L’accompagnement à la parentalité fait l’objet d’un court développement, avec une incitation claire à passer d’une politique de dispositifs à une politique de programmes qui s’inspirerait de l’approche anglo-saxonne. Le rapport cite les expériences les plus connues, Perry Preschool (soutien éducatif renforcé à des enfants de 3 ans), Carolina Abecedarian (soutien éducatif précoce), Head Start (accompagnement précoce social et éducatif) ou Nurse Family Partnership (accompagnement des mères). Le rapport note que « la France investit très peu dans ce type d’actions » et déplore que « l’ensemble du budget « soutien à la parentalité » de la CNAF représente à peine une centaine de millions d’euros. »

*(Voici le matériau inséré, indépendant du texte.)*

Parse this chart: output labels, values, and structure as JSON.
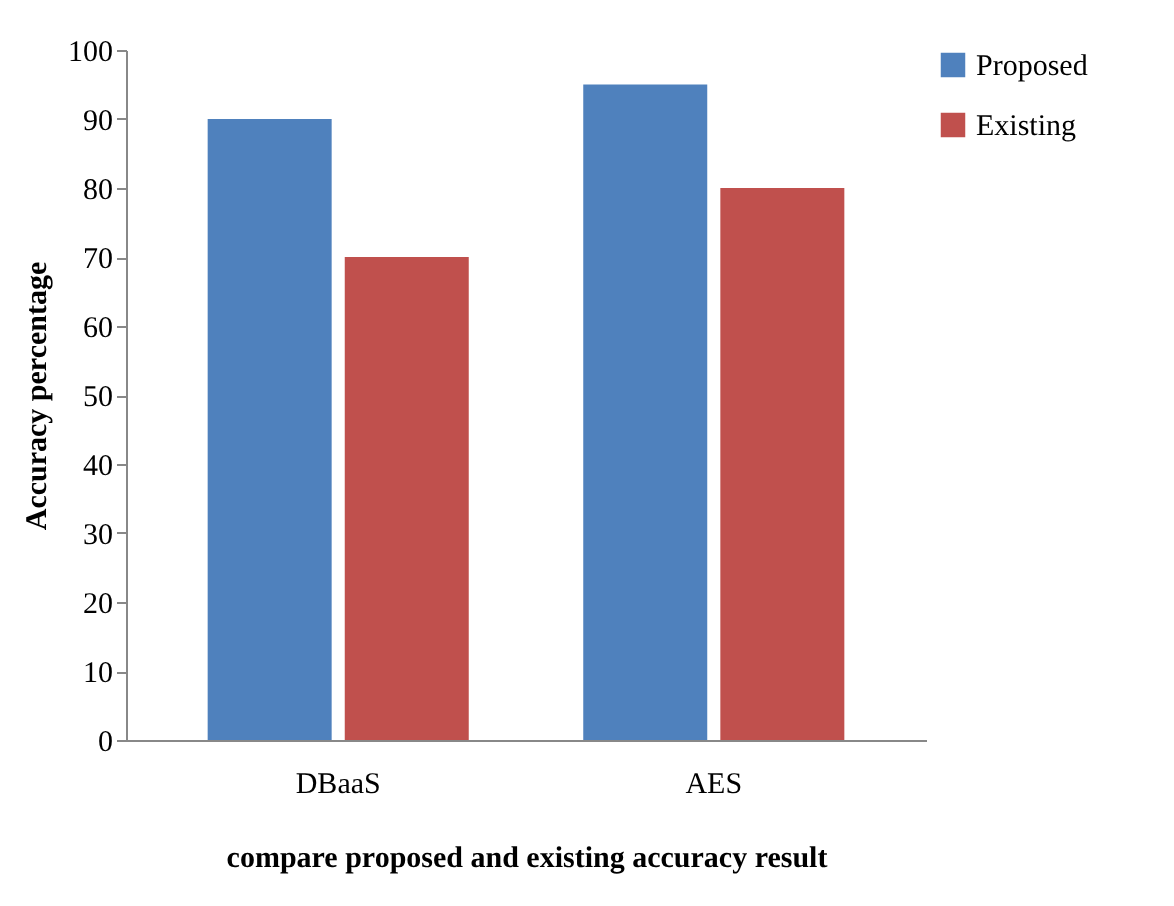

Le rapport n’occulte pas l’aspect financier, là encore dans la lignée d’une notion à la mode, celle d’investissement social. « Les départements dépensent plus de 7 milliards d’euros par an au titre de l’aide sociale à l’enfance. Un placement d’enfant coûte près de 40.000€ par an, et dans certaines communes en politique de la ville, jusqu’à 12% des mineurs sont protégés par l’aide sociale à l’enfance. Pour le département, les coûts se chiffrent en millions d’euros de dépenses dans chacune des communes concernées : plus de 15M€ dans cette commune de 20.000 habitants, près de 40M€ dans cette commune de 100.000 habitants, plus de 4M€ dans cette commune de 10.000 habitants … Si un travailleur social permet d’éviter un seul placement, il couvre le coût de son poste pour 3 ans. »

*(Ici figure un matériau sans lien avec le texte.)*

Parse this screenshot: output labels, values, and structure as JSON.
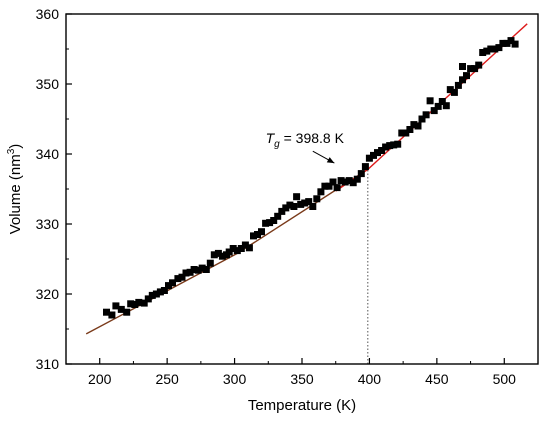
{
  "chart_data": {
    "type": "scatter",
    "title": "",
    "xlabel": "Temperature (K)",
    "ylabel": {
      "base": "Volume (nm",
      "sup": "3",
      "close": ")"
    },
    "xlim": [
      175,
      525
    ],
    "ylim": [
      310,
      360
    ],
    "x_ticks": [
      200,
      250,
      300,
      350,
      400,
      450,
      500
    ],
    "y_ticks": [
      310,
      320,
      330,
      340,
      350,
      360
    ],
    "grid": false,
    "legend": "none",
    "annotation": {
      "T": "T",
      "sub": "g",
      "text": " = 398.8 K",
      "x": 398.8
    },
    "colors": {
      "points": "#000000",
      "fit_low": "#7a3a1a",
      "fit_high": "#dd1c1c",
      "axis": "#000000",
      "guide": "#555555"
    },
    "fit_lines": [
      {
        "name": "",
        "x": [
          190,
          302,
          398.8
        ],
        "y": [
          314.3,
          325.8,
          337.8
        ]
      },
      {
        "name": "",
        "x": [
          375,
          398.8,
          517
        ],
        "y": [
          334.7,
          337.8,
          358.6
        ]
      }
    ],
    "points": [
      [
        205,
        317.4
      ],
      [
        209,
        317.0
      ],
      [
        212,
        318.3
      ],
      [
        216,
        317.8
      ],
      [
        220,
        317.4
      ],
      [
        223,
        318.6
      ],
      [
        226,
        318.5
      ],
      [
        229,
        318.8
      ],
      [
        233,
        318.7
      ],
      [
        236,
        319.3
      ],
      [
        239,
        319.8
      ],
      [
        242,
        320.0
      ],
      [
        245,
        320.3
      ],
      [
        248,
        320.5
      ],
      [
        251,
        321.2
      ],
      [
        254,
        321.6
      ],
      [
        258,
        322.2
      ],
      [
        261,
        322.4
      ],
      [
        264,
        323.0
      ],
      [
        267,
        323.1
      ],
      [
        270,
        323.5
      ],
      [
        273,
        323.4
      ],
      [
        276,
        323.7
      ],
      [
        279,
        323.5
      ],
      [
        282,
        324.4
      ],
      [
        285,
        325.6
      ],
      [
        288,
        325.8
      ],
      [
        291,
        325.4
      ],
      [
        294,
        325.6
      ],
      [
        296,
        326.0
      ],
      [
        299,
        326.5
      ],
      [
        302,
        326.2
      ],
      [
        305,
        326.5
      ],
      [
        308,
        327.0
      ],
      [
        311,
        326.6
      ],
      [
        314,
        328.3
      ],
      [
        317,
        328.5
      ],
      [
        320,
        328.9
      ],
      [
        323,
        330.1
      ],
      [
        326,
        330.2
      ],
      [
        329,
        330.5
      ],
      [
        332,
        331.1
      ],
      [
        335,
        331.8
      ],
      [
        338,
        332.3
      ],
      [
        341,
        332.7
      ],
      [
        344,
        332.5
      ],
      [
        346,
        333.9
      ],
      [
        349,
        332.8
      ],
      [
        352,
        333.0
      ],
      [
        355,
        333.2
      ],
      [
        358,
        332.5
      ],
      [
        361,
        333.6
      ],
      [
        364,
        334.6
      ],
      [
        367,
        335.4
      ],
      [
        370,
        335.4
      ],
      [
        373,
        336.0
      ],
      [
        376,
        335.2
      ],
      [
        379,
        336.2
      ],
      [
        382,
        336.0
      ],
      [
        385,
        336.2
      ],
      [
        388,
        335.9
      ],
      [
        391,
        336.4
      ],
      [
        394,
        337.2
      ],
      [
        397,
        338.2
      ],
      [
        400,
        339.4
      ],
      [
        403,
        339.8
      ],
      [
        406,
        340.2
      ],
      [
        409,
        340.5
      ],
      [
        412,
        341.0
      ],
      [
        415,
        341.2
      ],
      [
        418,
        341.3
      ],
      [
        421,
        341.4
      ],
      [
        424,
        343.0
      ],
      [
        427,
        343.0
      ],
      [
        430,
        343.5
      ],
      [
        433,
        344.2
      ],
      [
        436,
        344.0
      ],
      [
        439,
        345.0
      ],
      [
        442,
        345.6
      ],
      [
        445,
        347.6
      ],
      [
        448,
        346.2
      ],
      [
        451,
        346.8
      ],
      [
        454,
        347.5
      ],
      [
        457,
        346.9
      ],
      [
        460,
        349.2
      ],
      [
        463,
        348.8
      ],
      [
        466,
        349.8
      ],
      [
        469,
        350.6
      ],
      [
        469,
        352.5
      ],
      [
        472,
        351.2
      ],
      [
        475,
        352.2
      ],
      [
        478,
        352.2
      ],
      [
        481,
        352.7
      ],
      [
        484,
        354.5
      ],
      [
        487,
        354.7
      ],
      [
        490,
        355.0
      ],
      [
        493,
        355.0
      ],
      [
        496,
        355.2
      ],
      [
        499,
        355.8
      ],
      [
        502,
        355.8
      ],
      [
        505,
        356.2
      ],
      [
        508,
        355.7
      ]
    ]
  }
}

Les auteurs évoquent le programme « BASE » pour « Bonus d’accompagnement social et éducatif » destiné aux 0-6 ans et à leur famille. Il s’agit d’« un investissement social précoce pour des enfants identifiés par les services sociaux » qui revient donc à penser une politique de soutien à la parentalité très ciblée, pour les familles considérées comme particulièrement vulnérables puisque déjà identifiées par les services sociaux. Mais identifiées pour quelles raisons ? Parce que la famille fait déjà l’objet d’une procédure de protection de l’ASE ou parce qu’elle est considérée comme étant à risque sur des critère psycho-sociaux ?

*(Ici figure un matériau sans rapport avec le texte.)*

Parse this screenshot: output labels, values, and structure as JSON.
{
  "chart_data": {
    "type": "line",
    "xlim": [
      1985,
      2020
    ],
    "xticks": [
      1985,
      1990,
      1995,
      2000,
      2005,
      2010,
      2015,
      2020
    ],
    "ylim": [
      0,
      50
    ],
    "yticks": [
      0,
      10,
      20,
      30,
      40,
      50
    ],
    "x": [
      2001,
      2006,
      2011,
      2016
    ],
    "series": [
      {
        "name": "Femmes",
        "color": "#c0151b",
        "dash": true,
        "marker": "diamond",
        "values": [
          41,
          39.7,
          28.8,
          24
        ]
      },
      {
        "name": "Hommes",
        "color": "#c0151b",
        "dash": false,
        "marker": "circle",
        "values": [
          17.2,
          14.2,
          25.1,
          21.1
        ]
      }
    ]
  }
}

Le rapport ne précise pas non plus dans quelle mesure ce programme viendrait s’articuler avec les dispositifs existants (REAAP, LAEP, lieux de médiation familiale). Il détaille en revanche le contenu de ce programme. L’intervention envisagée doit être : précoce, dès les premiers mois de l’enfant, dense, plusieurs heures par semaine, plusieurs années si nécessaire, contractualisée avec la famille, comprenant une part d’intervention des parents. Il s’agit en tous cas d’une conception différente du soutien à la parentalité que celle actuellement proposée, reposant moins sur la valorisation passive de compétences parentales pensées comme innées que sur un accompagnement plus dirigiste, plus formalisé et certainement plus contraint. Ces expériences de soutien inspirées des programmes standardisés étrangers sont régulièrement mises en avant en France, elles font l’objet d’expérimentations parcellaires dont nous rendons régulièrement compte ici, sans que cela ne se traduise par des orientations générales officielles, en raison notamment de fortes réticences des experts référents sur le sujet en France (c’était encore assez évident lors du colloque organisé en septembre dernier par la CNAF et l’IRIS sous la houlette de Claude Martin). Sera-t-il plus évident, moins problématique, de s’inspirer de ces programmes standardisés et de cette conception plus dirigiste du soutien à la parentalité dans le cadre de la protection de l’enfance ?

L’approche se veut assez holistique puisqu’elle déborde sur l’école : préscolarisation en maternelle à 2 ans dans une demi-classe, aide périscolaire de 2h par jour de 3 à 6 ans (langage et compétences sociales), un suivi coordonné par un travailleur social référent pour l’ensemble de la famille et l’ensemble des intervenants. Pour l’aspect financier : l’action serait copilotée et mise en œuvre par le département et l’éducation nationale, avec l’appui de la CAF. Son coût serait de 10.000€ par an et par enfant, dont 6.000€ au titre de la préscolarisation, avec un objectif de montée en charge de 10.000 enfants par an.
Le Président de la République doit s’exprimer sur la politique de la ville (et donc sur le rapport Borloo) le 22 mai prochain. La Direction Générale de la Cohésion Sociale doit de son côté annoncer d’ici la fin du mois les grands axes de la prochaine stratégie nationale de soutien à la parentalité.